Two hundred masked women storm a courtroom in Nagpur, overpower the police escorting a gangster to a hearing, kill him and escape. If you can believe this, the rest of 200 – Halla Ho! will be a cinch.
Caste is added to a routine potboiler about righteous vengeance. The women are Dalit and from a slum that has been under the malevolent sway of the victim, Balli (Sahil Khattar). Balli has been sexually assaulting the women for a decade. Despite this crime taking place in Nagpur, Maharashtra’s winter capital, nobody has been any the wiser.
Balli’s murder leads to the formation of a fact-finding commission, headed by retired Dalit judge Dangle (Amol Palekar). Meanwhile, five women from the slum, including the elderly Tara (Sushama Deshpande), are arrested for the crime.

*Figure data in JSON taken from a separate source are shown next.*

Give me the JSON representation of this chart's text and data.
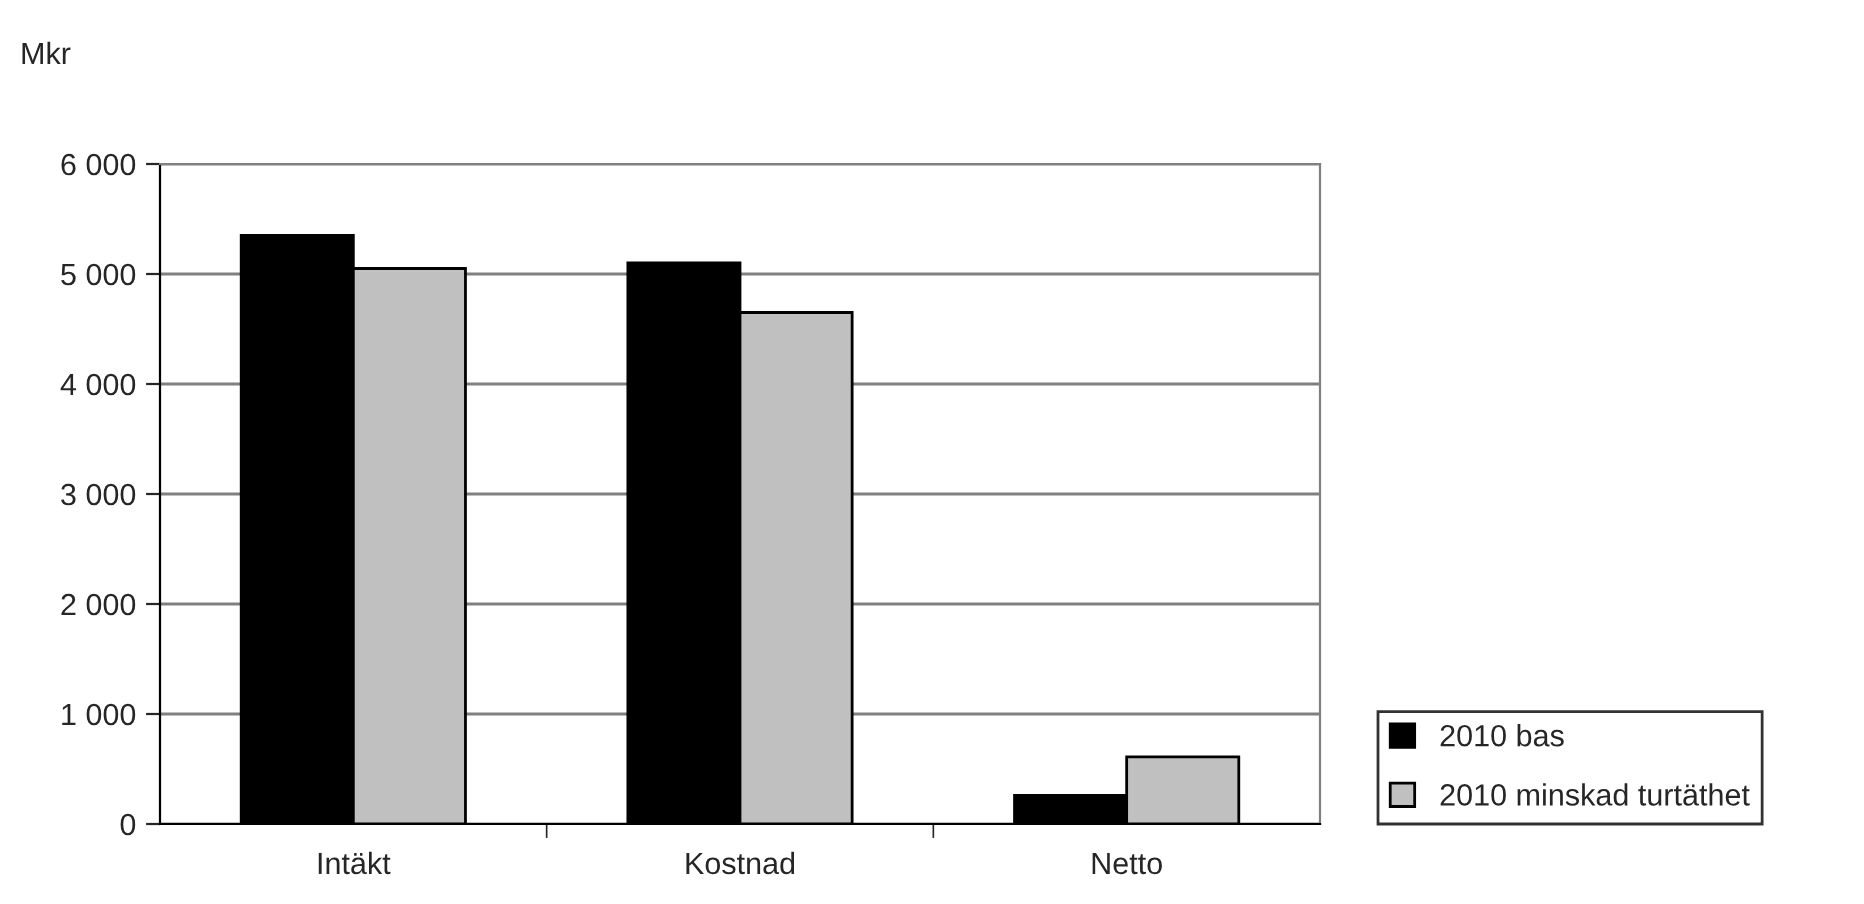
{
  "chart_data": {
    "type": "bar",
    "ylabel": "Mkr",
    "categories": [
      "Intäkt",
      "Kostnad",
      "Netto"
    ],
    "series": [
      {
        "name": "2010 bas",
        "color": "#000000",
        "values": [
          5350,
          5100,
          260
        ]
      },
      {
        "name": "2010 minskad turtäthet",
        "color": "#c0c0c0",
        "values": [
          5050,
          4650,
          610
        ]
      }
    ],
    "ylim": [
      0,
      6000
    ],
    "yticks": [
      {
        "value": 0,
        "label": "0"
      },
      {
        "value": 1000,
        "label": "1 000"
      },
      {
        "value": 2000,
        "label": "2 000"
      },
      {
        "value": 3000,
        "label": "3 000"
      },
      {
        "value": 4000,
        "label": "4 000"
      },
      {
        "value": 5000,
        "label": "5 000"
      },
      {
        "value": 6000,
        "label": "6 000"
      }
    ],
    "grid": "y",
    "legend": "bottom right"
  }
}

The commission’s progress is slow, and is matched by the incompetence of human rights lawyer Umesh in obtaining bail for the women. Umesh (Barun Sobti) happens to be an old flame of Asha (Rinku Rajguru), an activist from the slum.
You don’t know what it is like to be a Dalit, Asha tells Umesh. But the film doesn’t shed any light on this. It only depicts Dalits as pathetic victims.

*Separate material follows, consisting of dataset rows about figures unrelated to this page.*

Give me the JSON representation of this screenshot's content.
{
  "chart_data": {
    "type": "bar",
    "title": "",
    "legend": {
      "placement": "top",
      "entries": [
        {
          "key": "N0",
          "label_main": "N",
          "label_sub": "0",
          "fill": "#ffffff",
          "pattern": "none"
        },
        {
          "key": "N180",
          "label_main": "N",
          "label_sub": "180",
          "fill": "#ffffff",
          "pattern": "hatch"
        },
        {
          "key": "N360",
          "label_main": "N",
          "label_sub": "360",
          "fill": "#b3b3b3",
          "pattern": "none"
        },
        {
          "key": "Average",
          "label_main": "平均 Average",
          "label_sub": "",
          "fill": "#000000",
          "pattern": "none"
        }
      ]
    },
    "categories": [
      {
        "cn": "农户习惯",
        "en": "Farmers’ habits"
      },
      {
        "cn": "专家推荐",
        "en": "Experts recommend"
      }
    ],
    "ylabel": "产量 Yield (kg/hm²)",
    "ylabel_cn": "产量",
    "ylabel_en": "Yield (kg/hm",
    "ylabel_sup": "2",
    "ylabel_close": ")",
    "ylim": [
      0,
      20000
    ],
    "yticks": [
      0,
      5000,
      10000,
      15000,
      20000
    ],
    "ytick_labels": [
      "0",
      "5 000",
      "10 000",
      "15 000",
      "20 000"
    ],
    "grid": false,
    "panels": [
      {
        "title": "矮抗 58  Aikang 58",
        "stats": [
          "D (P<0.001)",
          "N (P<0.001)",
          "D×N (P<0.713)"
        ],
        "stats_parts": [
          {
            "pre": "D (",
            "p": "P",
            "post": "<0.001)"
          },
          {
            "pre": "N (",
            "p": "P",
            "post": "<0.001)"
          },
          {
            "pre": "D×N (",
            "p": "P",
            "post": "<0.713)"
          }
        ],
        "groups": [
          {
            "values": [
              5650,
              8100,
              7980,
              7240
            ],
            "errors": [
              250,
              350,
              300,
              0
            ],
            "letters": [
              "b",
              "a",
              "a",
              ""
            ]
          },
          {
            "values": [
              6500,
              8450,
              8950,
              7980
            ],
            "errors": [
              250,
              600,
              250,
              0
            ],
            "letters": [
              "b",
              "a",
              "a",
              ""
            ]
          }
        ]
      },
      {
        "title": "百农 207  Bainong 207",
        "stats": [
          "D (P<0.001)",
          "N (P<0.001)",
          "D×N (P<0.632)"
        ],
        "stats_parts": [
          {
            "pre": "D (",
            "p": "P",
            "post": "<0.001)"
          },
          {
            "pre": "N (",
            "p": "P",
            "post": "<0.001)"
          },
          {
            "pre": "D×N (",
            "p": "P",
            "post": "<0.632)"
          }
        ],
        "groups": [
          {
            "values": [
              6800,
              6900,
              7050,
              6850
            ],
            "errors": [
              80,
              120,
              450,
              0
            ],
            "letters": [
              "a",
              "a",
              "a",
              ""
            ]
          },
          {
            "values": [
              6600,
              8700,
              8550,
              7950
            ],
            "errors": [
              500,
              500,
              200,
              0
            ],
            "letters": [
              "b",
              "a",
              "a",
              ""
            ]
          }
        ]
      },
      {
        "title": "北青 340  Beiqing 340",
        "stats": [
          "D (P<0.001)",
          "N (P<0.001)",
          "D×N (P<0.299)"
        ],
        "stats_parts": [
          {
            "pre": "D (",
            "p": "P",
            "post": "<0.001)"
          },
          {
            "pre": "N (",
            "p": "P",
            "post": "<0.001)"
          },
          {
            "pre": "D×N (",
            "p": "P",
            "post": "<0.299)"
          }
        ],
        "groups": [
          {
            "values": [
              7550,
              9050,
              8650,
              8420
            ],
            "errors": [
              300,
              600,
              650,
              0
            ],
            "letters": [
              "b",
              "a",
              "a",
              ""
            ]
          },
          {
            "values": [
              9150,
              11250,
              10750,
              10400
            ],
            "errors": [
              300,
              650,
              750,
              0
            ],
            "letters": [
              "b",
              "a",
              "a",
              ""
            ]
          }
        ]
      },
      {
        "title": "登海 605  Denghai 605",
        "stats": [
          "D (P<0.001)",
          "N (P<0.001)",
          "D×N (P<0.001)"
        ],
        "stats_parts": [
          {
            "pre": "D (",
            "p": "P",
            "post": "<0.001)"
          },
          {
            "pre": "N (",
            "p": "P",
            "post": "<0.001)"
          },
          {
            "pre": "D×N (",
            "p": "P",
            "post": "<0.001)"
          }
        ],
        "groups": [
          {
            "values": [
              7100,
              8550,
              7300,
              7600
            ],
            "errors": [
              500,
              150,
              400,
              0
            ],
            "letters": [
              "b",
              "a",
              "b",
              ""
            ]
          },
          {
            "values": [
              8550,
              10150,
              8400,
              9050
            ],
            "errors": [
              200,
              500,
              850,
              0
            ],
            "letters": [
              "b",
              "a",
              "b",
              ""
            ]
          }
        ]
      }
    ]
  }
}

Sarthak Dasgupta’s vigilante drama for Zee5 is based on a story by Abhijeet Das and Soumyajit Roy. “Real events” have supposedly inspired the movie, although it appears that the plot was meant for a different setting – a rural area, perhaps, or a place facing severe restrictions on the media and other institutions of civil society.
Sluggishly paced and poorly argued, the movie does little for its stated cause: to highlight the oppression of Dalit women, and to reveal the manner in which this systemic violence evokes little interest except when it is expedient. The only reason anybody is interested in Balli’s slaying at all is because the police have been humiliated and an election is round the corner.
Even veterans such as Amol Palekar and Sushama Deshpande struggle to keep audience interest from flagging. Rinku Rajugru, Barun Sobti and Saloni Batra are among the actors who vainly try to steer their skiffs in a sea of preposterousness.